Clean production and ecological restoration are moving forward together to promote green development. Supported by technological innovation, the development of a circular economy for coal is aimed at clean production and recycling. Achieving clean production by extending the resource utilization chain, increasing the output rate of coal and derived resources, and reducing waste emissions. Informatization, digitalization, and intelligent mining are used as means to deeply integrate new-generation information technology with coal development and utilization technology. The control of the entire process of coal mining, production, processing, transformation, and utilization will be strengthened to improve efficiency and control pollutant emissions. At the same time, it focuses on ecological environment management and restoration and practices green, high-efficiency, intelligent, and safe transformation and development.

(4)

Build a regional synergistic governance system of “leading in the east, reconstructing in the center, and building a foundation in the west”. The eastern region should focus on technology overflow and value chain upgrading, build a national coal transformation innovation center, and make targeted breakthroughs in new coal-based materials, ultra-low-emission combustion technology, CCUS, and other disruptive technologies. It also needs to develop a high-end energy service industry and encourage eastern enterprises to export intelligent mine turnkey services to central and western China so as to transform technological advantages into cross-regional benefits. The central region should break the path of dependence and industrial synergy, focusing on supporting ‘coal-hydrogen storage’ integration projects. Relying on the resources of universities in Wuhan and Zhengzhou, a “coal equipment manufacturing base” should be built. The western region should make up for the capacity gap and infrastructure upgrades and establish an integrated base of wind, fire, and storage. The construction of Xinjiang National Laboratory of Coal Clean Utilization, focusing on breakthroughs in lignite refining, coal to olefin, and other technologies. Regional differentiation policy needs to break through traditional thinking. Through institutional innovation to activate factor flows, technology diffusion to reconstruct industrial ecology, and precise policies to hedge regional shortcomings, we can achieve a shift from regional imbalance to synergy.
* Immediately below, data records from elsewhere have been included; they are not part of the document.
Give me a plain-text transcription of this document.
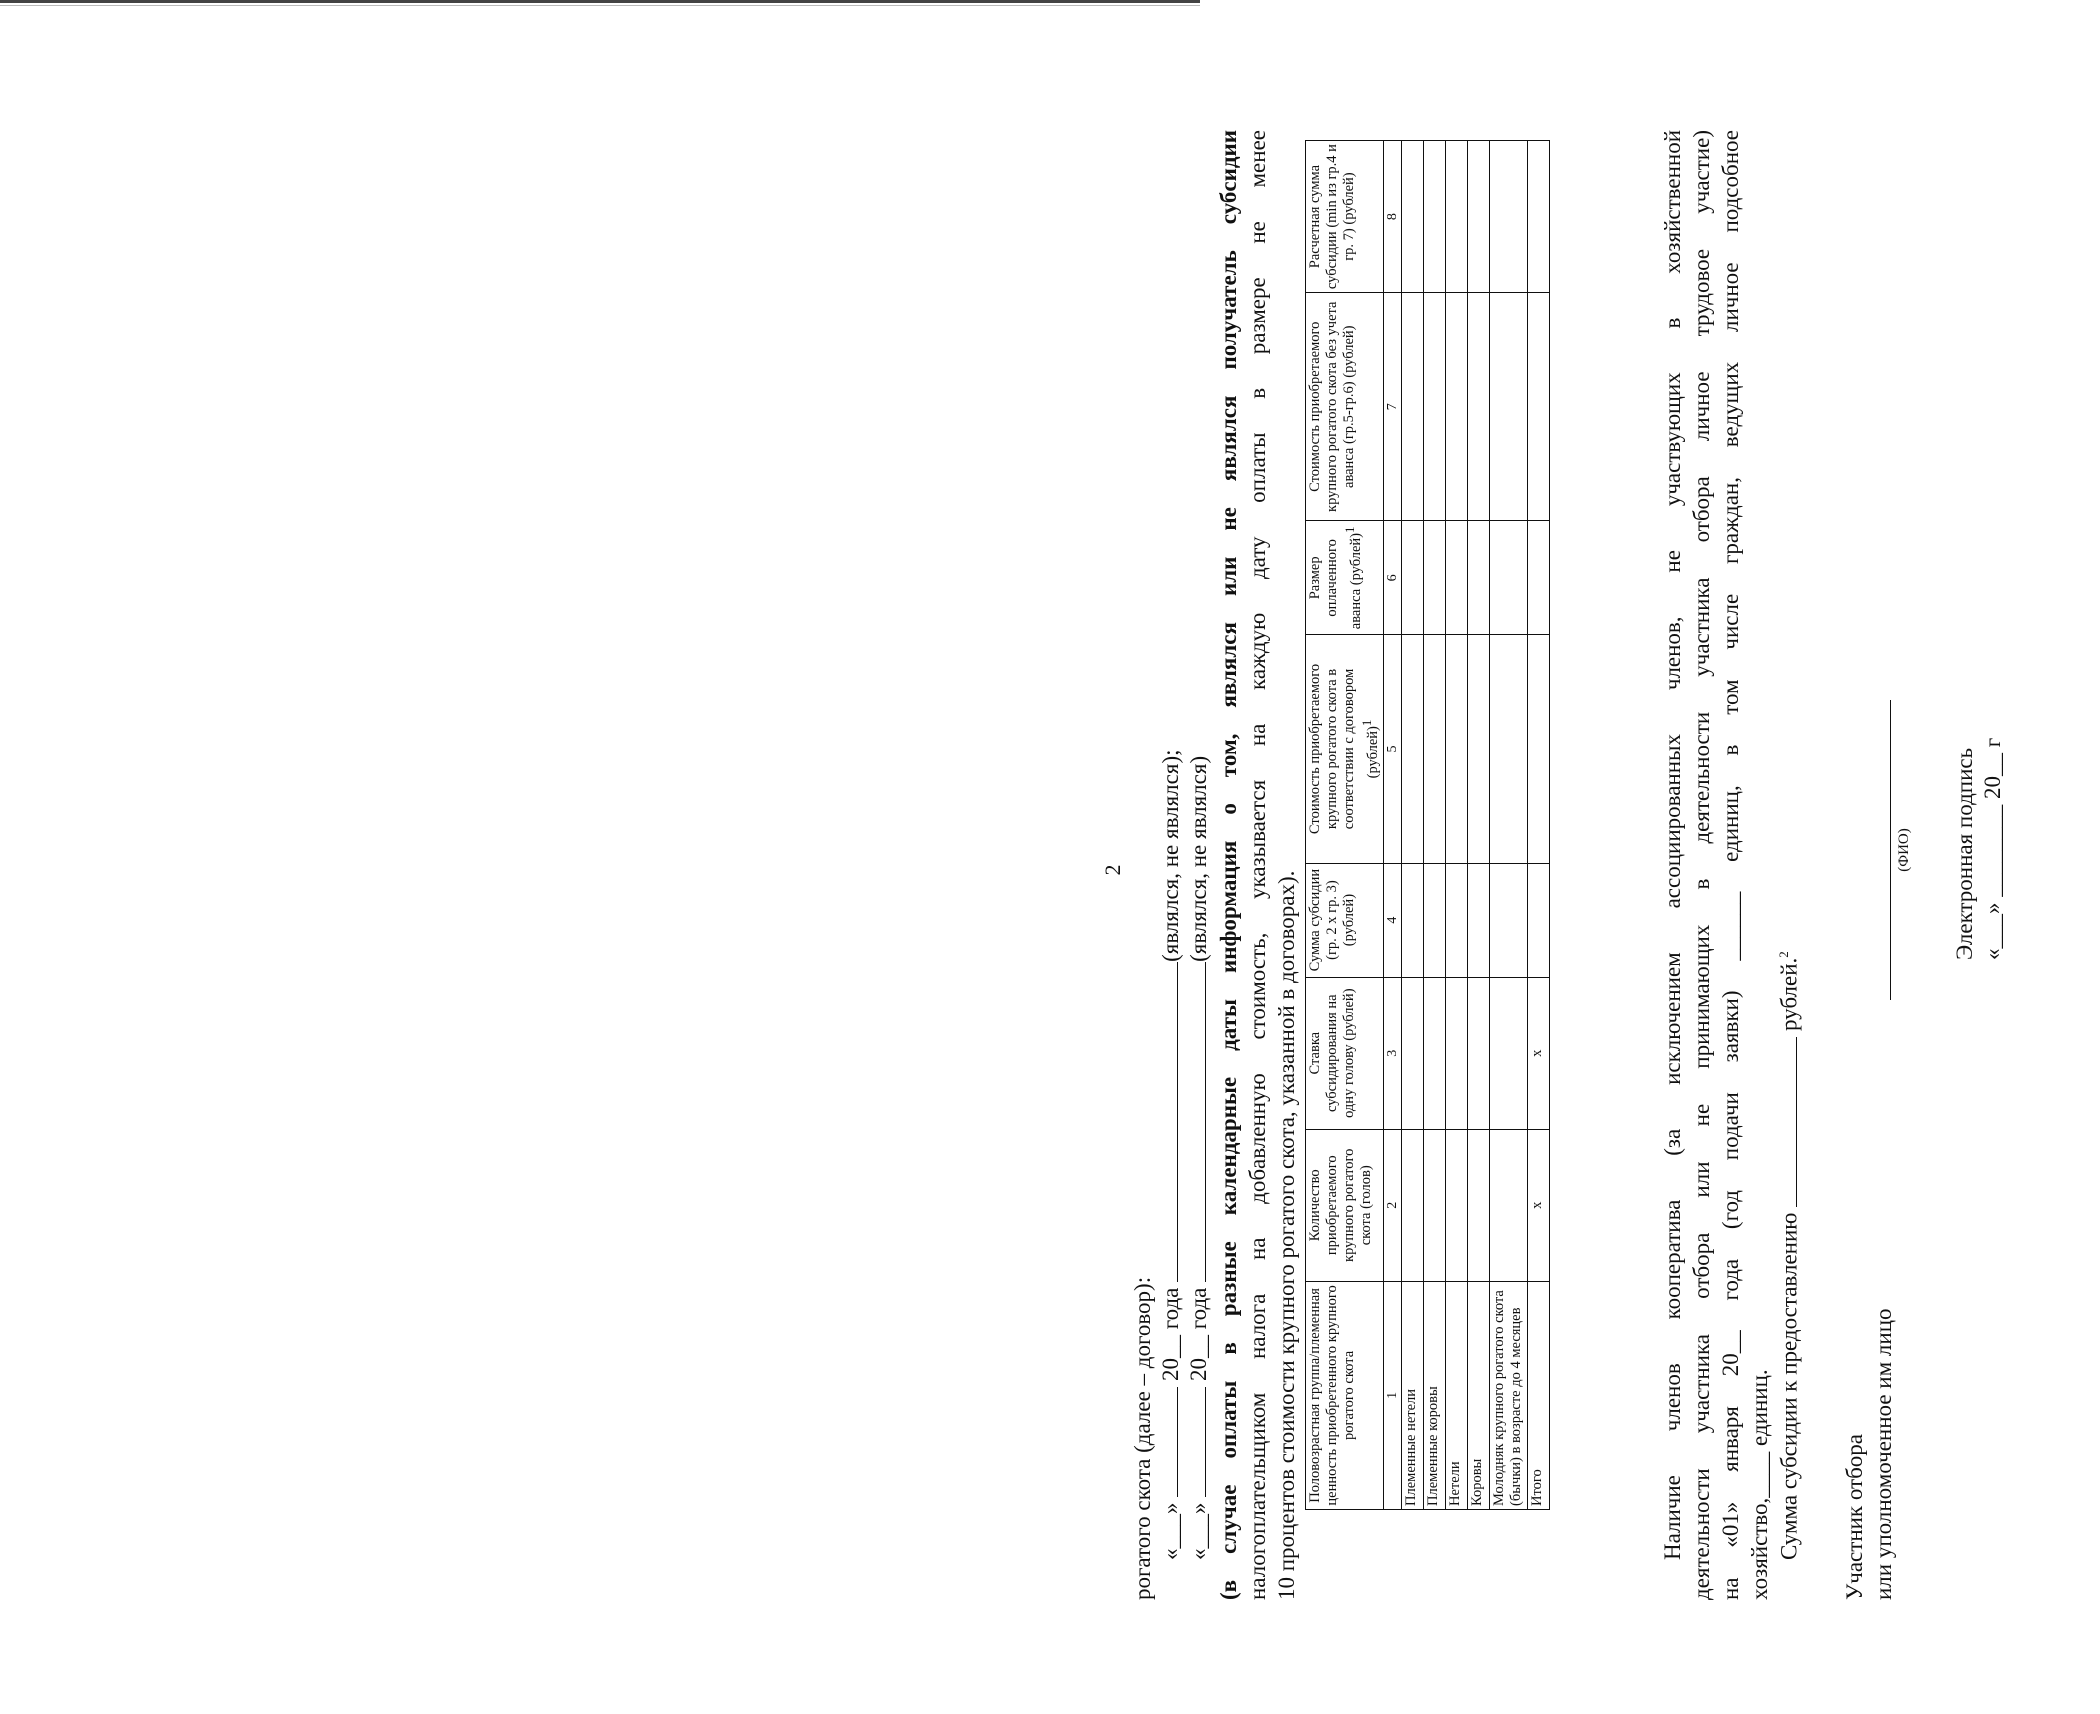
2
рогатого скота (далее – договор): «___»  20__ года (являлся, не являлся);
«___»  20__ года (являлся, не являлся) (в случае оплаты в разные календарные даты информация о том, являлся или не являлся получатель субсидии налогоплательщиком налога на добавленную стоимость, указывается на каждую дату оплаты в размере не менее 10 процентов стоимости крупного рогатого скота, указанной в договорах). Половозрастная группа/племенная ценность приобретенного крупного рогатого скота	Количество приобретаемого крупного рогатого скота (голов)	Ставка субсидирования на одну голову (рублей)	Сумма субсидии (гр. 2 x гр. 3) (рублей)	Стоимость приобретаемого крупного рогатого скота в соответствии с договором (рублей)$^1$	Размер оплаченного аванса (рублей)$^1$	Стоимость приобретаемого крупного рогатого скота без учета аванса (гр.5-гр.6) (рублей)	Расчетная сумма субсидии (min из гр.4 и гр. 7) (рублей)
1	2	3	4	5	6	7	8
Племенные нетели							
Племенные коровы							
Нетели							
Коровы							
Молодняк крупного рогатого скота (бычки) в возрасте до 4 месяцев							
Итого	x	x						Наличие членов кооператива (за исключением ассоциированных членов, не участвующих в хозяйственной деятельности участника отбора или не принимающих в деятельности участника отбора личное трудовое участие) на «01» января 20__ года (год подачи заявки) ______ единиц, в том числе граждан, ведущих личное подсобное хозяйство,____ единиц. Сумма субсидии к предоставлению  рублей.$^2$
Участник отбора или уполномоченное им лицо
(ФИО) Электронная подпись «___» ________ 20__ г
There are still shortcomings in this paper. Firstly, there are spatial differences in CITD, while the influence factors of CITD are analyzed without considering the regional heterogeneity of each province. In the future, regional heterogeneity could be analyzed from the east, center, and west in order to better understand the differences between regions and thus make more targeted recommendations. Secondly, the research scope of this paper is large. The analysis of small areas is not deep enough, and CITD is not analyzed from the perspectives of economy, safety, environment, and industry. In the future, the dimensions can be analyzed for coupled coherence and diagnosis of obstacle factors. Thirdly, although the SWOT-AHP method was not adopted in this study, as shown in Spanidis Philip-Mark et al. [25], this method can play a unique advantage in multi-objective strategic prioritization by integrating the qualitative SWOT analysis with the quantitative weight calculation of the hierarchical analysis method (AHP). It can quantitatively assess the relative importance of contradictory factors in the transition path and provide decision tree support for regional differentiated policy design under the ”dual-carbon” goal; furthermore, by constructing a multi-body judgement matrix, it can identify the acceptance thresholds of the key stakeholders for the transition initiatives such as intelligent mining and clean use and make up for the lack of analysis of the interaction mechanism of the main bodies in the current study. Future research can apply it to complex decision-making scenarios such as mine regeneration planning and cross-regional industrial synergy to enhance the dynamic adaptability of strategic pathways.